Après tout, la gauche en Commission des Affaires étrangères s’est abstenue de voter la proposition de résolution défendue par la députée « Ensemble pour la république », Constance le Grip, qui exigeait la libération immédiate de Boualem Sansal au motif que ce texte présentait des mesures trop coercitives vis-à-vis du régime algérien. Il sera intéressant d’observer la position des parlementaires du « Nouveau Front Populaire » lorsque la discussion de cette disposition législative s’effectuera en séance plénière début Mai… Au vu de la brusque remontée de tensions entre les deux rives de la Méditerranée, la manipulation à distance de notre vie politique par Alger ne devrait pas en rester là.
L’Algérie prend le dessus
Le récit des dignitaires algériens après l’épisode des expulsions réciproques des agents respectifs des deux pays est parfaitement clair : l’arrestation d’un fonctionnaire du Consulat d’Algérie à Créteil sur demande du Parquet national antiterroriste ne saurait être qu’une opération visant à déstabiliser le rapprochement que l’on avait cru en bonne voie, après la rencontre du ministre des Affaires étrangères français et du président Tebboune.
Bruno Retailleau, bouc émissaire idéal de toutes les récriminations algéroises
Il suffit de lire la presse algérienne, supplétive de son régime et les communiqués officiels de ce dernier pour saisir qui Alger a décidé de cibler : le parti de la fermeté dans les relations avec l’Algérie, amplement soutenu par l’opinion publique en France dorénavant et dont le ministre de l’Intérieur, au sein du gouvernement, Bruno Retailleau, incarne la ligne franche et sans concession.
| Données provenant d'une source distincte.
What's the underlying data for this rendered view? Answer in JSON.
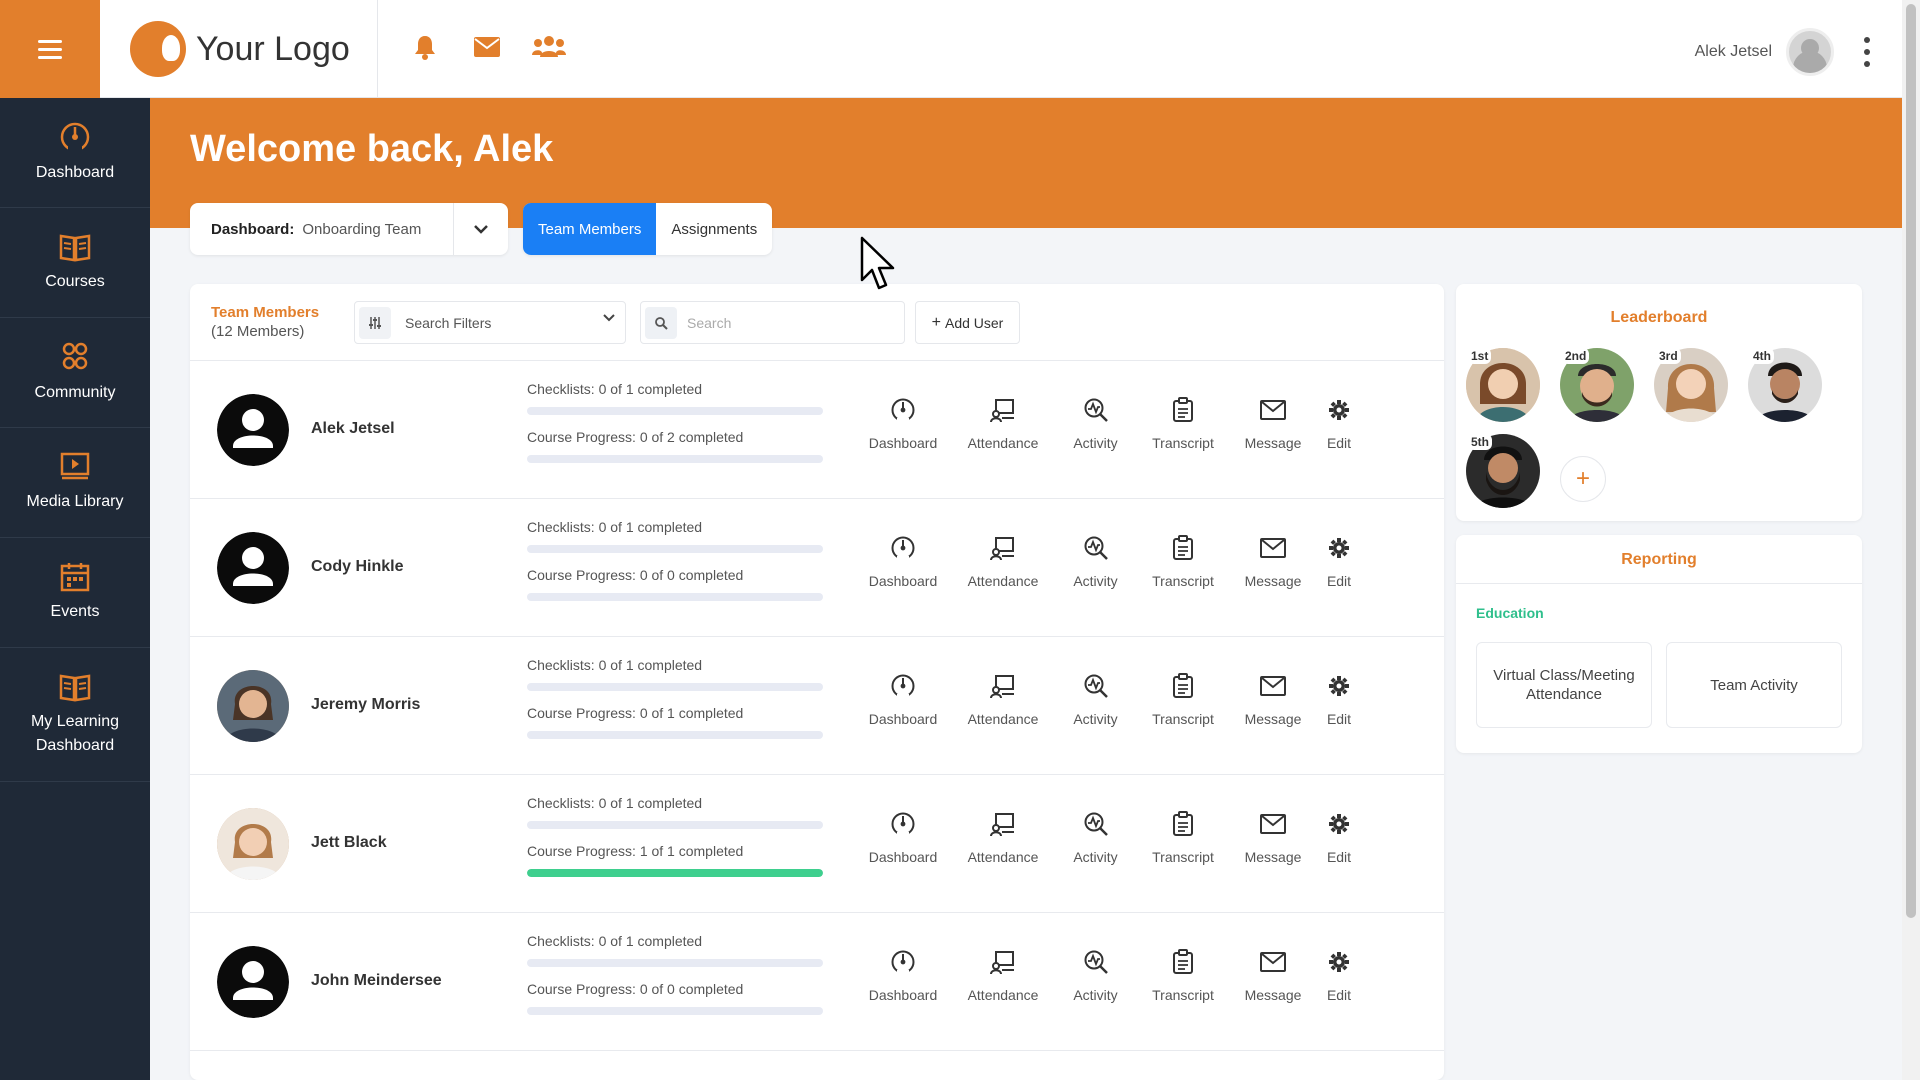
{
  "header": {
    "logo_text": "Your Logo",
    "user_name": "Alek Jetsel",
    "icons": [
      "bell-icon",
      "mail-icon",
      "users-icon"
    ]
  },
  "colors": {
    "accent": "#e27f2c",
    "sidebar": "#1f2937",
    "primary": "#1a7ff5",
    "success": "#3ecf8e",
    "education": "#2fbf8c"
  },
  "sidebar": {
    "items": [
      {
        "label": "Dashboard",
        "icon": "dashboard-icon"
      },
      {
        "label": "Courses",
        "icon": "book-icon"
      },
      {
        "label": "Community",
        "icon": "community-icon"
      },
      {
        "label": "Media Library",
        "icon": "media-icon"
      },
      {
        "label": "Events",
        "icon": "calendar-icon"
      },
      {
        "label": "My Learning Dashboard",
        "icon": "learning-icon"
      }
    ]
  },
  "banner": {
    "welcome": "Welcome back, Alek",
    "dashboard_label": "Dashboard:",
    "dashboard_value": "Onboarding Team",
    "tabs": [
      {
        "label": "Team Members",
        "active": true
      },
      {
        "label": "Assignments",
        "active": false
      }
    ]
  },
  "members": {
    "title": "Team Members",
    "count": "(12 Members)",
    "filter_label": "Search Filters",
    "search_placeholder": "Search",
    "add_user": "Add User",
    "action_labels": [
      "Dashboard",
      "Attendance",
      "Activity",
      "Transcript",
      "Message",
      "Edit"
    ],
    "rows": [
      {
        "name": "Alek Jetsel",
        "checklist": "Checklists: 0 of 1 completed",
        "checklist_pct": 0,
        "course": "Course Progress: 0 of 2 completed",
        "course_pct": 0
      },
      {
        "name": "Cody Hinkle",
        "checklist": "Checklists: 0 of 1 completed",
        "checklist_pct": 0,
        "course": "Course Progress: 0 of 0 completed",
        "course_pct": 0
      },
      {
        "name": "Jeremy Morris",
        "checklist": "Checklists: 0 of 1 completed",
        "checklist_pct": 0,
        "course": "Course Progress: 0 of 1 completed",
        "course_pct": 0
      },
      {
        "name": "Jett Black",
        "checklist": "Checklists: 0 of 1 completed",
        "checklist_pct": 0,
        "course": "Course Progress: 1 of 1 completed",
        "course_pct": 100
      },
      {
        "name": "John Meindersee",
        "checklist": "Checklists: 0 of 1 completed",
        "checklist_pct": 0,
        "course": "Course Progress: 0 of 0 completed",
        "course_pct": 0
      }
    ]
  },
  "leaderboard": {
    "title": "Leaderboard",
    "ranks": [
      "1st",
      "2nd",
      "3rd",
      "4th",
      "5th"
    ]
  },
  "reporting": {
    "title": "Reporting",
    "section": "Education",
    "cards": [
      "Virtual Class/Meeting Attendance",
      "Team Activity"
    ]
  }
}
Tout l’enjeu consiste dès lors à faire du locataire de la Place Beauvau le bouc émissaire idéal de toutes les récriminations algéroises.
Évidemment, la polyarchie clanique qui règne en Algérie plaque ses propres réflexes pour lire la situation institutionnelle et politique hexagonale. L’indépendance du parquet ? Une fiction… Les luttes de factions au sein de l’appareil étatique ? Un principe organique qui d’Alger à Paris serait reproductible à l’identique…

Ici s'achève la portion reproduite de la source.